How do different countries perform in terms of number of medical imaging devices, scans, and specialized staff?
The talk “Imaging Challenges and Change: A Global Perspective”, presented at the Radiological Society of North America’s Annual Meeting (RSNA 2016), discussed the rapid changes and challenges that radiology faces in different countries. In fact, although medical imaging devices, like CT and MRI, are widely used worldwide, there are variations in the way and the extent they are adopted. Let’s have a look at the situation with MRI technology.
The two tables show the top 10 countries in terms of number of MRI devices and number of MRI examinations. You would imagine that these two values are strictly related. This is the case in the United States, Iceland, Switzerland, Austria, and Spain, where the number of MRI units and MRI exams go hand in hand. However, this pattern doesn’t always apply, and if you think more devices would results in higher usage, you’re wrong.
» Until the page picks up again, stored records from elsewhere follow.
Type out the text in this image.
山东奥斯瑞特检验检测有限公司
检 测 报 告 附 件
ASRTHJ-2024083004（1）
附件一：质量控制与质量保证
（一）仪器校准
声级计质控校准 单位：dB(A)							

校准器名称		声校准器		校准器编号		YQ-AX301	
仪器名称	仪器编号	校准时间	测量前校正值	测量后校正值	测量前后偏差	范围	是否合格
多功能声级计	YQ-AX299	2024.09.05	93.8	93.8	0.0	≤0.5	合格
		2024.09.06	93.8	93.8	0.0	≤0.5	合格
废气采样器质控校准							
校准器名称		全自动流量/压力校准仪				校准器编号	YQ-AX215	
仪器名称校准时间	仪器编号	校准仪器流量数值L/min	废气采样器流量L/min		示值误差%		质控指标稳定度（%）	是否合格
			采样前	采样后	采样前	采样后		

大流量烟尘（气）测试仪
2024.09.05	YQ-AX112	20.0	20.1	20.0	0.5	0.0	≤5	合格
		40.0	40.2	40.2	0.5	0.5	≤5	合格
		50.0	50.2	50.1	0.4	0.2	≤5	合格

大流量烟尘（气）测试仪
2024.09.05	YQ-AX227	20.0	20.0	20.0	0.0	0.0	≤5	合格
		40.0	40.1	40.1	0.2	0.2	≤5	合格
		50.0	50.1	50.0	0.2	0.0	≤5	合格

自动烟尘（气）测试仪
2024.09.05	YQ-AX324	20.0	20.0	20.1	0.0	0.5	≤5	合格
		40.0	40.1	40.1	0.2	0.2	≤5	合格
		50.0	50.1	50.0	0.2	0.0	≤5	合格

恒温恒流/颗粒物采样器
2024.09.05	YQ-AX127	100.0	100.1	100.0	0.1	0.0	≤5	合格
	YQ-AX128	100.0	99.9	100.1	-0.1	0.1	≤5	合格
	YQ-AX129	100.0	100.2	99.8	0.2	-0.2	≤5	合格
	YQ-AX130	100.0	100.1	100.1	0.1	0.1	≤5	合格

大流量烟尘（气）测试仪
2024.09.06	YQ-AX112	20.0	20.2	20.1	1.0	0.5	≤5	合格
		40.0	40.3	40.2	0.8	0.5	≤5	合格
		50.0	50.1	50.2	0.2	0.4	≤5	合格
Germany and Korea, respectively 3rd and 4th place in the race for MRI devices, performed less than half the MRI scans pro capita Estonia did (23.1 MRI exams/1’000 inhabitants in Germany, 27.3 MRI exams/1’000 inhabitants in Korea).
Further, neither the number of MRIs nor the number of scans accounts for the different price insurers pay for this diagnostic tool, as presented by the 2015 Comparative Price Report from the International Federation of Health Plans. In Spain, the average cost of an MRI exam from a private health plan is $130. The average raises to $503 in Switzerland, and $788 in the United Kingdom. In the U.S., the cost of an MRI scan usually spans between $448 (25th percentile) and $3’031 (95th percentile), with an average of $1’119, making it by far the most expensive country where to get a scan.
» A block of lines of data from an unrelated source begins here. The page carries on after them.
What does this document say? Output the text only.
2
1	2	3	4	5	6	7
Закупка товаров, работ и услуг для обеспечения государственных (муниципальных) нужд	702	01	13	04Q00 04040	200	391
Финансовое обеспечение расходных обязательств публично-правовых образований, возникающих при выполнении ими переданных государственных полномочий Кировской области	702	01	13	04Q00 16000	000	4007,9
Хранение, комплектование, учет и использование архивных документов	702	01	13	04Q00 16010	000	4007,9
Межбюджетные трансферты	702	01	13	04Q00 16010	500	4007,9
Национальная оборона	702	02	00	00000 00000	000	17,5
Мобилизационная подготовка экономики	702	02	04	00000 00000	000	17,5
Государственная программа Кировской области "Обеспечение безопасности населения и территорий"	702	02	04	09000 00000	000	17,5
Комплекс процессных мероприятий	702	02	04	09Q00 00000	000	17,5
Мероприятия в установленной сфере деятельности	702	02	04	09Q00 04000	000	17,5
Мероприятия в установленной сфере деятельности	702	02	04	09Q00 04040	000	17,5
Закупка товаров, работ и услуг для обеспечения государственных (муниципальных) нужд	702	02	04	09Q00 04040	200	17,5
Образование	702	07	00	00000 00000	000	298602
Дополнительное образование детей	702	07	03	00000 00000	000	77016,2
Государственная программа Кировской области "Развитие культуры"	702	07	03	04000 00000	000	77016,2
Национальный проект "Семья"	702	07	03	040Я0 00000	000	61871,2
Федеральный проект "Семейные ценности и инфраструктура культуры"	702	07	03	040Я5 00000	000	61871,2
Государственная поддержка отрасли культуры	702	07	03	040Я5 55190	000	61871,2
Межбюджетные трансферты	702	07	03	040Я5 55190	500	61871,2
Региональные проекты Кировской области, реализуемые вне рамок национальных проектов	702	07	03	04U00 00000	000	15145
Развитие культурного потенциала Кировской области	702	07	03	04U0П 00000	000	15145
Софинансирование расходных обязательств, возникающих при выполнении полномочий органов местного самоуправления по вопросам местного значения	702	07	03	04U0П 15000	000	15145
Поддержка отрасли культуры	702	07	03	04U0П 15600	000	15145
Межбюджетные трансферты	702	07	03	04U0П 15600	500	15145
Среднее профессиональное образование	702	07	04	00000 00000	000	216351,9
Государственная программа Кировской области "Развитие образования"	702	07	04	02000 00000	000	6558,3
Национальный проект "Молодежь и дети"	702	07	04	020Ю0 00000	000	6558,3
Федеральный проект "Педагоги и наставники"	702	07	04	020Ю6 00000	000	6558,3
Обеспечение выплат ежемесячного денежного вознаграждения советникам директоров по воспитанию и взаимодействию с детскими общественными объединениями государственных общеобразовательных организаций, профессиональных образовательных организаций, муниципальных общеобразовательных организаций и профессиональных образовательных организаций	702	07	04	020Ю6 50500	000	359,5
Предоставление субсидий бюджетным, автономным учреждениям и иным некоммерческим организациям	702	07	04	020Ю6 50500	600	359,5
With almost one-third of Medicare spending for imaging in CT and MRI exams, over $1 billion were spent over MRI analyses. The high costs do not seem to stop the popularity of MRI as a routine diagnostic tool in the U.S. In fact, the number of scans doubled from 2000 to 2014.
This also results in an increased workload for radiologists. If we stick to the U.S., the number of MRI analyses shifted from 56/1’000 inhabitants to 110 MRI/1’000 inhabitants. Despite that, the number of radiologists increased of less than 2.5% in the same timeframe, for a total of 31’000 radiologists across the U.S. in 2014. The conclusion? A giant e-pile of increasing weight, which in 2014 contained approx. 1’131 MRI scans for each radiologist to sort. This means if an MRI exam is composed of an average of 570 images, each radiologist should go through 3.8 images/minute each single day, supposing they would all work full-time and solely on MRI.
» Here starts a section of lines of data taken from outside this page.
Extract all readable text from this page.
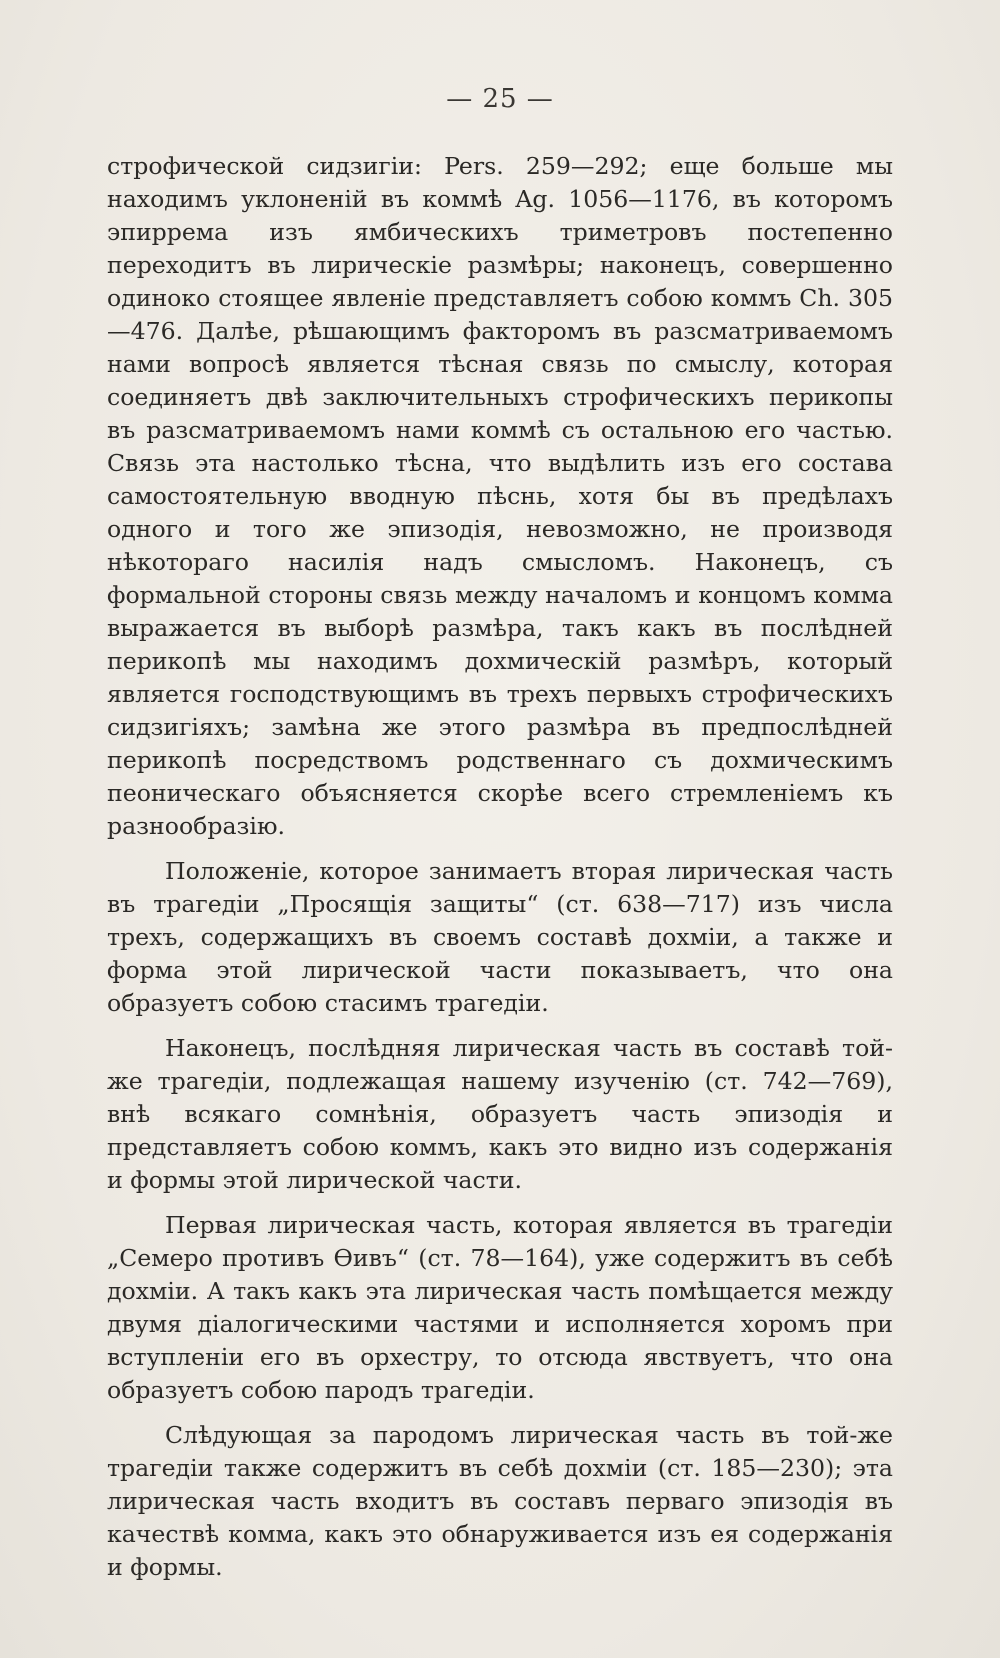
— 25 —

строфической сидзигіи: Pers. 259—292; еще больше мы находимъ уклоненій въ коммѣ Ag. 1056—1176, въ которомъ эпиррема изъ ямбическихъ триметровъ постепенно переходитъ въ лирическіе размѣры; наконецъ, совершенно одиноко стоящее явленіе представляетъ собою коммъ Ch. 305—476. Далѣе, рѣшающимъ факторомъ въ разсматриваемомъ нами вопросѣ является тѣсная связь по смыслу, которая соединяетъ двѣ заключительныхъ строфическихъ перикопы въ разсматриваемомъ нами коммѣ съ остальною его частью. Связь эта настолько тѣсна, что выдѣлить изъ его состава самостоятельную вводную пѣснь, хотя бы въ предѣлахъ одного и того же эпизодія, невозможно, не производя нѣкотораго насилія надъ смысломъ. Наконецъ, съ формальной стороны связь между началомъ и концомъ комма выражается въ выборѣ размѣра, такъ какъ въ послѣдней перикопѣ мы находимъ дохмическій размѣръ, который является господствующимъ въ трехъ первыхъ строфическихъ сидзигіяхъ; замѣна же этого размѣра въ предпослѣдней перикопѣ посредствомъ родственнаго съ дохмическимъ пеоническаго объясняется скорѣе всего стремленіемъ къ разнообразію.

Положеніе, которое занимаетъ вторая лирическая часть въ трагедіи „Просящія защиты“ (ст. 638—717) изъ числа трехъ, содержащихъ въ своемъ составѣ дохміи, а также и форма этой лирической части показываетъ, что она образуетъ собою стасимъ трагедіи.

Наконецъ, послѣдняя лирическая часть въ составѣ той-же трагедіи, подлежащая нашему изученію (ст. 742—769), внѣ всякаго сомнѣнія, образуетъ часть эпизодія и представляетъ собою коммъ, какъ это видно изъ содержанія и формы этой лирической части.

Первая лирическая часть, которая является въ трагедіи „Семеро противъ Ѳивъ“ (ст. 78—164), уже содержитъ въ себѣ дохміи. А такъ какъ эта лирическая часть помѣщается между двумя діалогическими частями и исполняется хоромъ при вступленіи его въ орхестру, то отсюда явствуетъ, что она образуетъ собою пародъ трагедіи.

Слѣдующая за пародомъ лирическая часть въ той-же трагедіи также содержитъ въ себѣ дохміи (ст. 185—230); эта лирическая часть входитъ въ составъ перваго эпизодія въ качествѣ комма, какъ это обнаруживается изъ ея содержанія и формы.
In practice, radiologists have to go faster than that. If you think that’s a lot, wait to read the numbers for Turkish radiologists. With approx. 1/10 of the radiology population of the U.S., they had to go through over 10’200’000 MRI exams, resulting in over 3’400 scans per radiologist.
With high volumes of MRI machines, analyses, and spending, the U.S. always got on the MRI podium. Nonetheless, the case of Turkey clearly shows how the situation in the States doesn’t differ from the rest of the world. Different prices and numbers, but same trends and challenges everywhere, as the number of devices and analyses increases almost exponentially, but the number of specialists, which can interpret the results, doesn’t grow at the same pace.